Too little info provided. A 3.5 that’s the middle of the pack at East Podunk High is a lot different from a 3.5 that is top 10% at a top ranked HS. The former has a snowball’s chance in hell of getting accepted. Faculty brats get a boost, but not if they’re unqualified
The admissions office should be able to clue you in about this. Go have a talk with them.
Kid goes to a very demanding prep school but did not take the hardest classes. did better in JR year after weak sophomore year. I tried to get info from admission office but they just said review is holistic and hard to know without seeing file. I just don’t want the child to waste an ED on a school that is too big a reach. I am sure the kid could handle the work having taught undergrads for years at the school, but admissions standards are so high now compared to when I applied years ago.
The recent Harvard lawsuit has some data that might be of interest to you. The Arcidiacono report is what you want to look at. He found that there were a variety of factors that independently helped with Harvard admissions. The highest was of course athlete preference. But he also found that child of a faculty gave a great admissions boost. The relative weight of this boost was about equal to being a legacy at Harvard college.
So if your child’s GPA and test scores are within range (25-75th percentile) then definitely apply ED.

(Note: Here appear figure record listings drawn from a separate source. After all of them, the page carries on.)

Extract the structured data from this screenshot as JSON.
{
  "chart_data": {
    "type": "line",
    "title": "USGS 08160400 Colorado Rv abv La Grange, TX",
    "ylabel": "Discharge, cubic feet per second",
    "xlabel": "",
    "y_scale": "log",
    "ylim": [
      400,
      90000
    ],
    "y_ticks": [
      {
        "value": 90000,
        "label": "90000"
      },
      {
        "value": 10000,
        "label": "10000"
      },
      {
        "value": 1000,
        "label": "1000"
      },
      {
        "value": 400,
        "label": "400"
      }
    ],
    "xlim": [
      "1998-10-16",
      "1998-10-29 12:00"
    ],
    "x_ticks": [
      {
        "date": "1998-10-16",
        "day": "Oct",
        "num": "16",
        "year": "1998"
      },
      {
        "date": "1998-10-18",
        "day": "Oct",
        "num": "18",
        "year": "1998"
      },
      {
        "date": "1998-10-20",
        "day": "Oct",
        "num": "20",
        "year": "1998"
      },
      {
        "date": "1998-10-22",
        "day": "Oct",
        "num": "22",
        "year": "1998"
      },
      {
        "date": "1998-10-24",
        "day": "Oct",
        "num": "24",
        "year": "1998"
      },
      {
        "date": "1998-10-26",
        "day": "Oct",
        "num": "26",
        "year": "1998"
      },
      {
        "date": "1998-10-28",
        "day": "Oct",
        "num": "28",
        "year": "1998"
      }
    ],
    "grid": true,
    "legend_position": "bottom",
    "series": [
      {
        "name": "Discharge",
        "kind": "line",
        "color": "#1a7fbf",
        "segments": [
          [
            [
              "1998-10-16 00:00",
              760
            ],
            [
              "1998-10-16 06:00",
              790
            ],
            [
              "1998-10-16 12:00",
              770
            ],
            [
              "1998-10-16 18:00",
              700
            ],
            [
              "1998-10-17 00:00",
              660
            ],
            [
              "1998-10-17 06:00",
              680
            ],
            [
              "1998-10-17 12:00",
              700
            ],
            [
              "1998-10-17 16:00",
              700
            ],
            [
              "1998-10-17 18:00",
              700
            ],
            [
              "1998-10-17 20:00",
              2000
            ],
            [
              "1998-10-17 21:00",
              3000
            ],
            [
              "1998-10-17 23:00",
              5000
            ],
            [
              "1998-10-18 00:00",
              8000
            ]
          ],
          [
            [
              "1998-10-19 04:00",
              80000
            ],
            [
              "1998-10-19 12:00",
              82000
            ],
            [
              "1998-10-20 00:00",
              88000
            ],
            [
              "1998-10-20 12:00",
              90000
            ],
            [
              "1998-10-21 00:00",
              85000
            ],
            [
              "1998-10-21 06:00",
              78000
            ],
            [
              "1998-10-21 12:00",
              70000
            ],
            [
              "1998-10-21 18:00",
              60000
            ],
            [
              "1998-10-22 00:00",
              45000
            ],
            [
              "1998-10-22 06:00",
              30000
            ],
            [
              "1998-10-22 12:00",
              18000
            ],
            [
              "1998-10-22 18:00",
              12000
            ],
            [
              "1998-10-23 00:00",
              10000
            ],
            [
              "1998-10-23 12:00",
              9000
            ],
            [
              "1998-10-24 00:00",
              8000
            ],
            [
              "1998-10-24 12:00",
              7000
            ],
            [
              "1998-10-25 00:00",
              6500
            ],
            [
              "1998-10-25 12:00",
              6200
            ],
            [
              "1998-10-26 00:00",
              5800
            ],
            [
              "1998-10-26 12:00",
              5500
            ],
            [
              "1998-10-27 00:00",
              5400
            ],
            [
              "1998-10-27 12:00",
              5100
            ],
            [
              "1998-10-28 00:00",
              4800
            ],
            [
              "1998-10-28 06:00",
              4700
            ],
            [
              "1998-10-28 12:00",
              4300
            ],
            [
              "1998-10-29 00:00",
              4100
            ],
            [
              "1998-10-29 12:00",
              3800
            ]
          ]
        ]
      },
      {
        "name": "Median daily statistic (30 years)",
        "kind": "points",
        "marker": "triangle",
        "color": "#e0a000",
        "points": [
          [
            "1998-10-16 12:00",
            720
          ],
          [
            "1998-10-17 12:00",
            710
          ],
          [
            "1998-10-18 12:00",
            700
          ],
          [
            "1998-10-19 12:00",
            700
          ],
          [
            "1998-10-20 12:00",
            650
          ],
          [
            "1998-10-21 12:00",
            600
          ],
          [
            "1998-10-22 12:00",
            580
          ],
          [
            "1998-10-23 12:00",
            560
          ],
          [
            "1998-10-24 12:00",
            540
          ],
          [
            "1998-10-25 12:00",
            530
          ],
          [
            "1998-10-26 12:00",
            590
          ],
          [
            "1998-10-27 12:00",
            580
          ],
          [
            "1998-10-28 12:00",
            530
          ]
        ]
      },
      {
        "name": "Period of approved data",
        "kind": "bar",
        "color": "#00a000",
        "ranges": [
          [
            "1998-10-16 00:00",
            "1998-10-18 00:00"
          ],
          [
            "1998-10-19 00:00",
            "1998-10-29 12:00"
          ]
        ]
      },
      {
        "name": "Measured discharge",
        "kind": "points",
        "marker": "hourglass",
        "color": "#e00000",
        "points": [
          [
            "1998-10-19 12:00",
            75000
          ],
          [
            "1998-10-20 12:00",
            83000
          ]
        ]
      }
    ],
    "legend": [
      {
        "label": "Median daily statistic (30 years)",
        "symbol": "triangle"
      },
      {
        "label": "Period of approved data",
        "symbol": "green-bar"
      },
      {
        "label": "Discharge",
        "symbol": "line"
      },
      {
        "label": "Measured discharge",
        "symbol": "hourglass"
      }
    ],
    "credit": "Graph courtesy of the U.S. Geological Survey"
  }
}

Does your university also provide a tuition benefit? If so how much? Many offer 100% tuition scholarship for children who attend their own institution, but only 50% for outside institutions. The 50% can be quite a lot, especially at private colleges – upwards of $40K per year. So accepting a faculty child will save the university a lot of money. Instead of sending $40K to another institution, they are able to keep it. So I think money plays a role here as well.
IMO, students should use their ED at their first choice. If that’s the school where you teach, there is nothing wrong with trying. That said, I do think if your child isn’t in the top 10% of their HS graduating class, it’s going to be a high reach if we are talking about a T20.

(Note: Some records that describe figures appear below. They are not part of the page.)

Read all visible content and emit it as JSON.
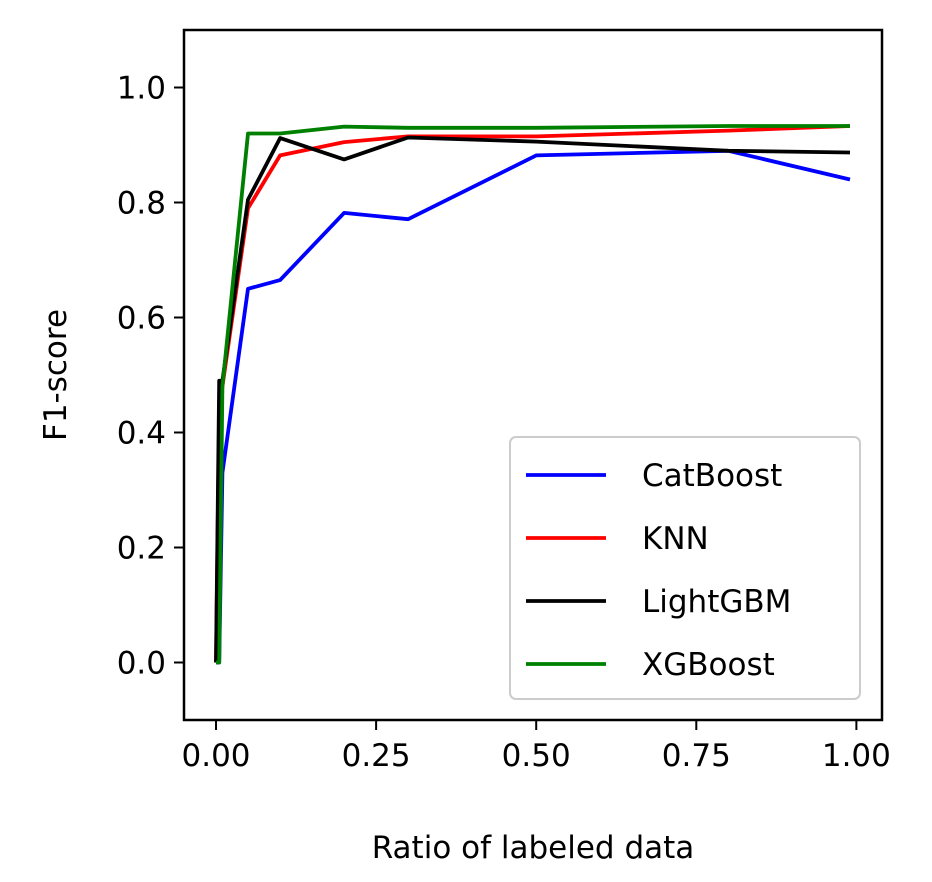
{
  "chart_data": {
    "type": "line",
    "xlabel": "Ratio of labeled data",
    "ylabel": "F1-score",
    "xlim": [
      -0.05,
      1.04
    ],
    "ylim": [
      -0.1,
      1.1
    ],
    "xticks": [
      0.0,
      0.25,
      0.5,
      0.75,
      1.0
    ],
    "xtick_labels": [
      "0.00",
      "0.25",
      "0.50",
      "0.75",
      "1.00"
    ],
    "yticks": [
      0.0,
      0.2,
      0.4,
      0.6,
      0.8,
      1.0
    ],
    "ytick_labels": [
      "0.0",
      "0.2",
      "0.4",
      "0.6",
      "0.8",
      "1.0"
    ],
    "grid": false,
    "legend_position": "lower-right",
    "series": [
      {
        "name": "CatBoost",
        "color": "#0000ff",
        "x": [
          0.0,
          0.005,
          0.01,
          0.05,
          0.1,
          0.2,
          0.3,
          0.5,
          0.8,
          0.99
        ],
        "y": [
          0.0,
          0.0,
          0.33,
          0.65,
          0.665,
          0.782,
          0.771,
          0.882,
          0.89,
          0.84
        ]
      },
      {
        "name": "KNN",
        "color": "#ff0000",
        "x": [
          0.0,
          0.005,
          0.01,
          0.05,
          0.1,
          0.2,
          0.3,
          0.5,
          0.8,
          0.99
        ],
        "y": [
          0.0,
          0.44,
          0.48,
          0.79,
          0.882,
          0.905,
          0.915,
          0.915,
          0.925,
          0.933
        ]
      },
      {
        "name": "LightGBM",
        "color": "#000000",
        "x": [
          0.0,
          0.005,
          0.01,
          0.05,
          0.1,
          0.2,
          0.3,
          0.5,
          0.8,
          0.99
        ],
        "y": [
          0.0,
          0.49,
          0.49,
          0.805,
          0.912,
          0.875,
          0.913,
          0.906,
          0.89,
          0.887
        ]
      },
      {
        "name": "XGBoost",
        "color": "#008000",
        "x": [
          0.0,
          0.005,
          0.01,
          0.05,
          0.1,
          0.2,
          0.3,
          0.5,
          0.8,
          0.99
        ],
        "y": [
          0.0,
          0.0,
          0.48,
          0.92,
          0.92,
          0.932,
          0.93,
          0.93,
          0.933,
          0.933
        ]
      }
    ]
  }
}
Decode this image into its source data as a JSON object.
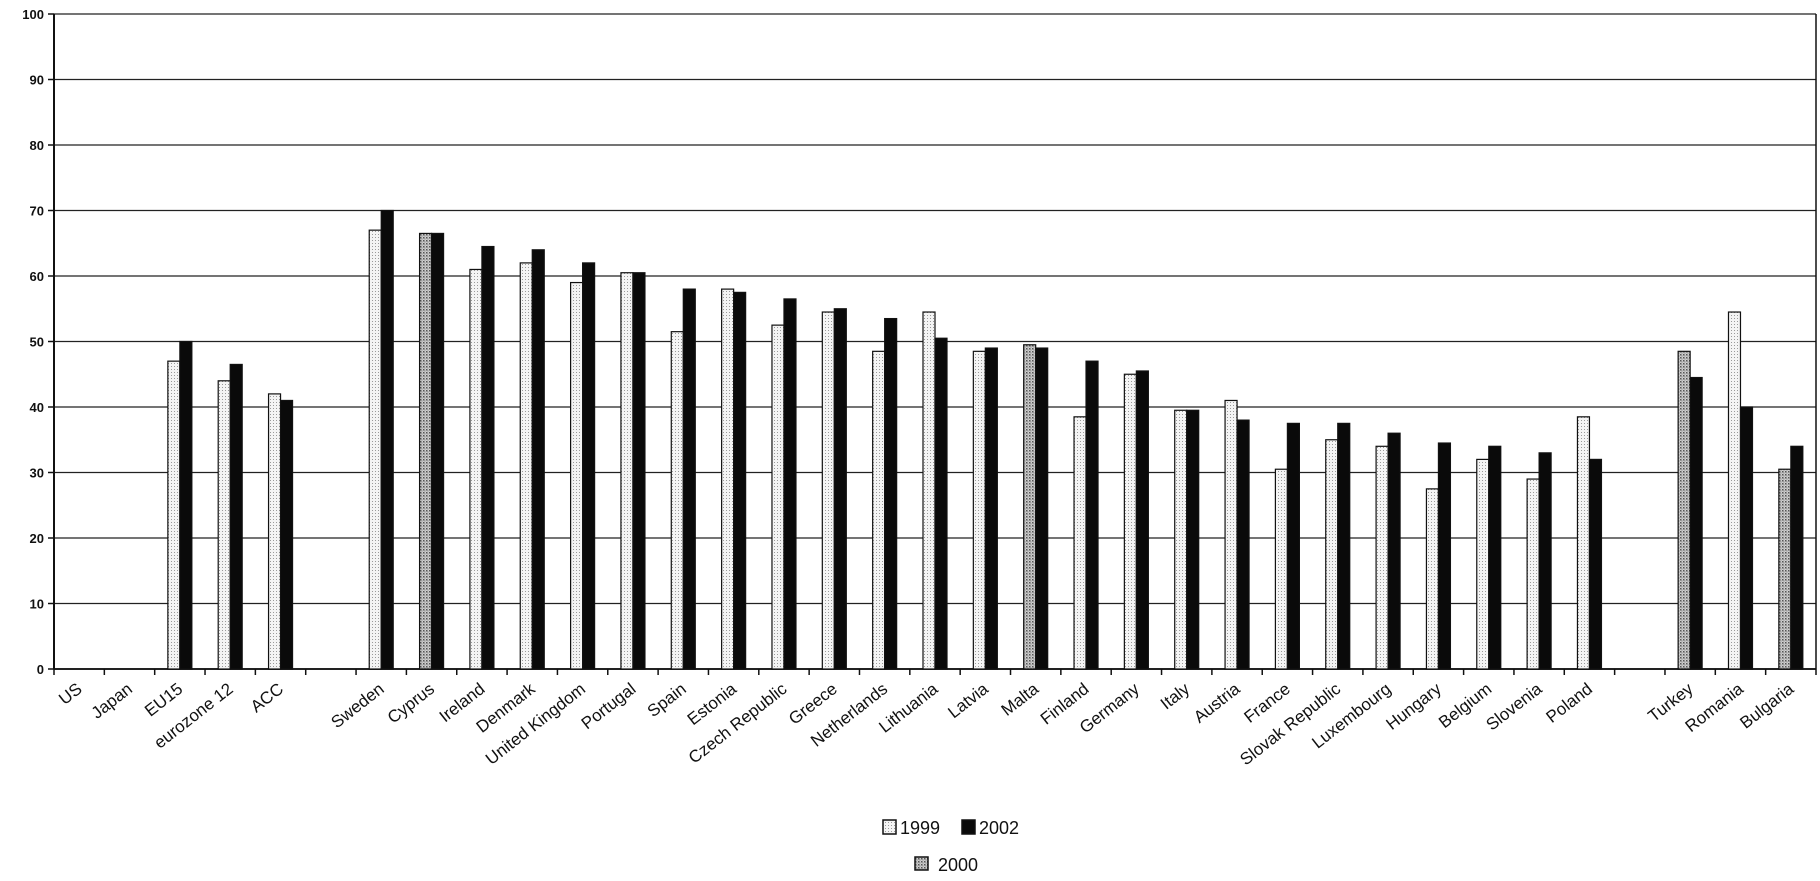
{
  "chart_data": {
    "type": "bar",
    "title": "",
    "xlabel": "",
    "ylabel": "",
    "ylim": [
      0,
      100
    ],
    "yticks": [
      0,
      10,
      20,
      30,
      40,
      50,
      60,
      70,
      80,
      90,
      100
    ],
    "grid": true,
    "legend_position": "bottom-center",
    "categories": [
      "US",
      "Japan",
      "EU15",
      "eurozone 12",
      "ACC",
      "",
      "Sweden",
      "Cyprus",
      "Ireland",
      "Denmark",
      "United Kingdom",
      "Portugal",
      "Spain",
      "Estonia",
      "Czech Republic",
      "Greece",
      "Netherlands",
      "Lithuania",
      "Latvia",
      "Malta",
      "Finland",
      "Germany",
      "Italy",
      "Austria",
      "France",
      "Slovak Republic",
      "Luxembourg",
      "Hungary",
      "Belgium",
      "Slovenia",
      "Poland",
      "",
      "Turkey",
      "Romania",
      "Bulgaria"
    ],
    "series": [
      {
        "name": "1999",
        "color": "#e8e8e8",
        "pattern": "light-dotted",
        "values": [
          null,
          null,
          47,
          44,
          42,
          null,
          67,
          null,
          61,
          62,
          59,
          60.5,
          51.5,
          58,
          52.5,
          54.5,
          48.5,
          54.5,
          48.5,
          null,
          38.5,
          45,
          39.5,
          41,
          30.5,
          35,
          34,
          27.5,
          32,
          29,
          38.5,
          null,
          null,
          54.5,
          null
        ]
      },
      {
        "name": "2002",
        "color": "#0a0a0a",
        "pattern": "solid",
        "values": [
          null,
          null,
          50,
          46.5,
          41,
          null,
          70,
          66.5,
          64.5,
          64,
          62,
          60.5,
          58,
          57.5,
          56.5,
          55,
          53.5,
          50.5,
          49,
          49,
          47,
          45.5,
          39.5,
          38,
          37.5,
          37.5,
          36,
          34.5,
          34,
          33,
          32,
          null,
          44.5,
          40,
          34
        ]
      },
      {
        "name": "2000",
        "color": "#bdbdbd",
        "pattern": "dense-dotted",
        "values": [
          null,
          null,
          null,
          null,
          null,
          null,
          null,
          66.5,
          null,
          null,
          null,
          null,
          null,
          null,
          null,
          null,
          null,
          null,
          null,
          49.5,
          null,
          null,
          null,
          null,
          null,
          null,
          null,
          null,
          null,
          null,
          null,
          null,
          48.5,
          null,
          30.5
        ]
      }
    ]
  },
  "legend": {
    "items": [
      {
        "label": "1999",
        "series": 0
      },
      {
        "label": "2002",
        "series": 1
      },
      {
        "label": "2000",
        "series": 2
      }
    ]
  }
}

of your son’s dad can donate a building to the school OR your son says that he is legacy, he can get accepted anywhere
Sometimes, depending on the college, hooks are only helpful in the ED or SCEA round. So even if your student is a smidge less than competitive, it might behoove them to give the early round a go. Not sure if this applies to your case, but it seems that if that college is the kid’s first choice and you might get a break on the cost, those are excellent reasons to use the ED shot.
Depends on the school and the kid’s high school. We know faculty at a top 20 university who receive a tuition benefit for their kids and were told at presentations that being a faculty kid was a feather on the scale – between two equally well qualified applicants, the feather could push the faculty kid to acceptance. Another aspect of admissions for faculty kids is the impact of tuition benefit – often, the benefit is better at “home” institution so that many faculty kids apply, making the pool more competitive. At the t20 school we hear about, that means that only the tip top faculty kids get in.
Really, the answer depends on your specific institution. If the schools is the student’s first choice, and the money works, then yes, ED is worth it. But have solid match/safeties in place ready to go. Even better is rolling EA with acceptance before the ED decision comes out, for many students, that could be their public flagship, including Honors. That softens the blow of a potential ED deferral.
Also another data point. A good friend of mine is a full professor at Duke. His kid applied to Duke in the RD round. NC resident/4.0/36 and was rejected. So different colleges treat the faculty status with varying amounts of weight.